That may be why longtime vendors of Web-site analysis software and services such as Coremetrics, Omniture, WebSideStory, and WebTrends aren't panicking. "It's a good product, for what it does," says Joe Davis, Coremetrics' president and CEO.
Google entered the market in March when it acquired Urchin Software Corp. and dropped the monthly cost of its hosted Web-analytics service, Urchin On Demand, from $495 to $199. On Nov. 14, Google renamed the service Google Analytics and began offering it free to customers of Google AdWords, the service that lets marketers pay to have their ads appear alongside search results, and anyone else with fewer than 5 million page views per month.
Free Google Analytics proved so popular that a little more than a week after its debut, the company stopped adding new users because the system was at capacity, says Richard Holden, Google's product-management director.

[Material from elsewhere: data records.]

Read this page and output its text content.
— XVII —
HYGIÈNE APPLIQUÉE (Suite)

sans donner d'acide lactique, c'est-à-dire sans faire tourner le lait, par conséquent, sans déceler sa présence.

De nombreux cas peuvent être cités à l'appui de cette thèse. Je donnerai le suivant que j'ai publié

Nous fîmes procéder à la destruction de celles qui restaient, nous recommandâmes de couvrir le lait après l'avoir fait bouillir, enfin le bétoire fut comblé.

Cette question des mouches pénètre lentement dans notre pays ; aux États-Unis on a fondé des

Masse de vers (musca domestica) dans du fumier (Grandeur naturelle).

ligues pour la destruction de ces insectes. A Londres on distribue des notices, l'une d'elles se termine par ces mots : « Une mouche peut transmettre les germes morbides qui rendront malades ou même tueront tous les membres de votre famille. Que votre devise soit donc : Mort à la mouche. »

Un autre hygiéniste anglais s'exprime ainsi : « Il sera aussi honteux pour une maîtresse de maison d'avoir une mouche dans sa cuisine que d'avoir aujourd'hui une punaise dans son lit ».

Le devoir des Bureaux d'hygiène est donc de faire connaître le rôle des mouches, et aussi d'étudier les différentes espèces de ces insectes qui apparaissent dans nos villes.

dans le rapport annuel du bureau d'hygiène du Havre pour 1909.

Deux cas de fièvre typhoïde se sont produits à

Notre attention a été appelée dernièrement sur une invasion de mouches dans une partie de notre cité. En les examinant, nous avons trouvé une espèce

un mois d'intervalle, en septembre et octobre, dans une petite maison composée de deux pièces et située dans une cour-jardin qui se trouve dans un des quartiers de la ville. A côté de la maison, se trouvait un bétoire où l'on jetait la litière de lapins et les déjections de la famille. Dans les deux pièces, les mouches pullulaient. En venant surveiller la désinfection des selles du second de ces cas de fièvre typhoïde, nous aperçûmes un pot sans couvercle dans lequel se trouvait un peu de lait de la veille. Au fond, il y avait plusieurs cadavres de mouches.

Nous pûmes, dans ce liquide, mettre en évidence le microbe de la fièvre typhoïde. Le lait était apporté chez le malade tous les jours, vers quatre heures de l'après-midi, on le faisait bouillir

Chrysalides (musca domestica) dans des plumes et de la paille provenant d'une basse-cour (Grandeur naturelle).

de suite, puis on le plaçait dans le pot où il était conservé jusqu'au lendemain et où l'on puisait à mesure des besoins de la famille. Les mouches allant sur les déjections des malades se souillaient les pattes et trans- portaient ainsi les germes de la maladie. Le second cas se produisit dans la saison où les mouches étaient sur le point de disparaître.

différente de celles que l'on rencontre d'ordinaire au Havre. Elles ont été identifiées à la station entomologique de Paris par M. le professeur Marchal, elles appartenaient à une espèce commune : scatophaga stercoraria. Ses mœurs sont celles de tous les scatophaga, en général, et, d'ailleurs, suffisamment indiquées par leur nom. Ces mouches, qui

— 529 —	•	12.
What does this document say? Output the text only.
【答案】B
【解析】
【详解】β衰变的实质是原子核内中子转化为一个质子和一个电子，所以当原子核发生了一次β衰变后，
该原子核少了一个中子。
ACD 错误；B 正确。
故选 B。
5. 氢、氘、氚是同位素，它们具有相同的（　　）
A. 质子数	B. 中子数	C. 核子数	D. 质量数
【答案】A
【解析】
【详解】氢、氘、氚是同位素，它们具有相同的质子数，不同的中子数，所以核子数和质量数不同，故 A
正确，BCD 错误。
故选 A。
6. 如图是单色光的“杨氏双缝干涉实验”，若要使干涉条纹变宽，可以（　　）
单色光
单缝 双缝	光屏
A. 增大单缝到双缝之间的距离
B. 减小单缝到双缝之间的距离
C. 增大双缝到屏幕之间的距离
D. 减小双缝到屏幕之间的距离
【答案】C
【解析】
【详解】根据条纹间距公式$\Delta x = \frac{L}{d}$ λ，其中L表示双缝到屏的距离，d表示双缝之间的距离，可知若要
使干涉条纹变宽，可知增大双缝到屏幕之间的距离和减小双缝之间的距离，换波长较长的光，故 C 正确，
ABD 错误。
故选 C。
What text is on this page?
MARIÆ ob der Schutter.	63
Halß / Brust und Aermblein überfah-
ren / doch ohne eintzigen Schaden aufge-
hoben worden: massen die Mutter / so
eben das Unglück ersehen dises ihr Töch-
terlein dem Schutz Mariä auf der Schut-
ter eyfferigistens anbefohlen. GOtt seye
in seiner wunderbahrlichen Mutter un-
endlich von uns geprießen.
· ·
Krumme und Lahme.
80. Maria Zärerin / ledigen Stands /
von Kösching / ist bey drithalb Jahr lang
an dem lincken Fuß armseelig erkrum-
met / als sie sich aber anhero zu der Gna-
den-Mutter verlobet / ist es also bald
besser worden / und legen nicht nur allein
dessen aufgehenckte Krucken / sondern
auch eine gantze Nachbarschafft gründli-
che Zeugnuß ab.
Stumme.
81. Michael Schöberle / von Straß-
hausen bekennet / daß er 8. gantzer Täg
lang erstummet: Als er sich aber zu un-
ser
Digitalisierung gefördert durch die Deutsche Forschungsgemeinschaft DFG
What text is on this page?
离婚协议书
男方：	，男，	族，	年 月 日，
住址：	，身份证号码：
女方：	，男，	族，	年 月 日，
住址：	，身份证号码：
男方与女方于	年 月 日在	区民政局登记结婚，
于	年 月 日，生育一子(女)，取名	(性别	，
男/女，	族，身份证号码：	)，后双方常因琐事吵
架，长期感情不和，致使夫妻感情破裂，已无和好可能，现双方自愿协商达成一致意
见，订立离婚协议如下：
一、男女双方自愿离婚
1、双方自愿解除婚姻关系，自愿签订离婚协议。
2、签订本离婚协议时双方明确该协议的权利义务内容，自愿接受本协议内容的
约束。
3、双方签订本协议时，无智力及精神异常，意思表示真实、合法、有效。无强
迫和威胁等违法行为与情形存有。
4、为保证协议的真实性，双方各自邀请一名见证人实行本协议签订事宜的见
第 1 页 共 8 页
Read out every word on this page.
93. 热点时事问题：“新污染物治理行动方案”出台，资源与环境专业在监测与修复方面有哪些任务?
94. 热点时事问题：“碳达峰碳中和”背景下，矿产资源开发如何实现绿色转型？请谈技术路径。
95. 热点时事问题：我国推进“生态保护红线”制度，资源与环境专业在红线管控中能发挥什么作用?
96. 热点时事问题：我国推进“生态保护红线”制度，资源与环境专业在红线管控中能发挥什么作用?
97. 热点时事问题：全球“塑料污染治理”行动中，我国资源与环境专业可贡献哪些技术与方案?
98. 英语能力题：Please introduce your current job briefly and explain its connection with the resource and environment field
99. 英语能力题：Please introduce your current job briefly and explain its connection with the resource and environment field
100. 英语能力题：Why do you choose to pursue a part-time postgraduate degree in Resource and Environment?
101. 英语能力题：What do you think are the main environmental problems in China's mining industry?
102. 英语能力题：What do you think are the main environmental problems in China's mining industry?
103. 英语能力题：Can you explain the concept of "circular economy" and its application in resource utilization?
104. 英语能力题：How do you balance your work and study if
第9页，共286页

He declined to reveal how many users the service has or how long it will take to expand Google Analytics' capacity and reopen the service to new customers.
One company it appeals to is NLG Inc., a leisure-travel-services company that has been using Google Analytics/Urchin since May to gauge the effectiveness of its advertising spending on Google AdWord and pay-per-click ads on other sites. While NLG technology VP Jamie Cash acknowledges that Google Analytics' capabilities are somewhat limited, "for our needs it's more than sufficient."
Google Analytics was easily deployed across the multiple Web sites the company manages, including Cruises.com and CruisesOnly.com, Cash says, and was flexible enough to incorporate NLG's Web-site visitor-tracking methodology. NLG previously used a combination of proprietary technology and software from WebTrends to monitor Web-site traffic and bookings, but it wasn't sophisticated enough for analyzing some aspects of visitor behavior. And WebTrends "was economically prohibitive, given the volumes [of Web traffic] we were doing," Cash says.

Google Analytics runs on the same infrastructure as the company's search and online marketing businesses. Google handles the integration between the service and customers' Web pages linked to AdWord campaigns, collects data for analysis, and provides a set of standard reports and dashboards with such metrics as page visits, product merchandising, visitor segmentation, and conversion funnels--that's the number of Web-site visitors who are converted to buyers. Google also helps customers evaluate the return on investment of their AdWord spending by adding that data into the analysis mix. "We see it as quite comparable to anything that's on the market," Holden says, adding that Google Analytics should appeal to Web publishers and advertisers of all sizes.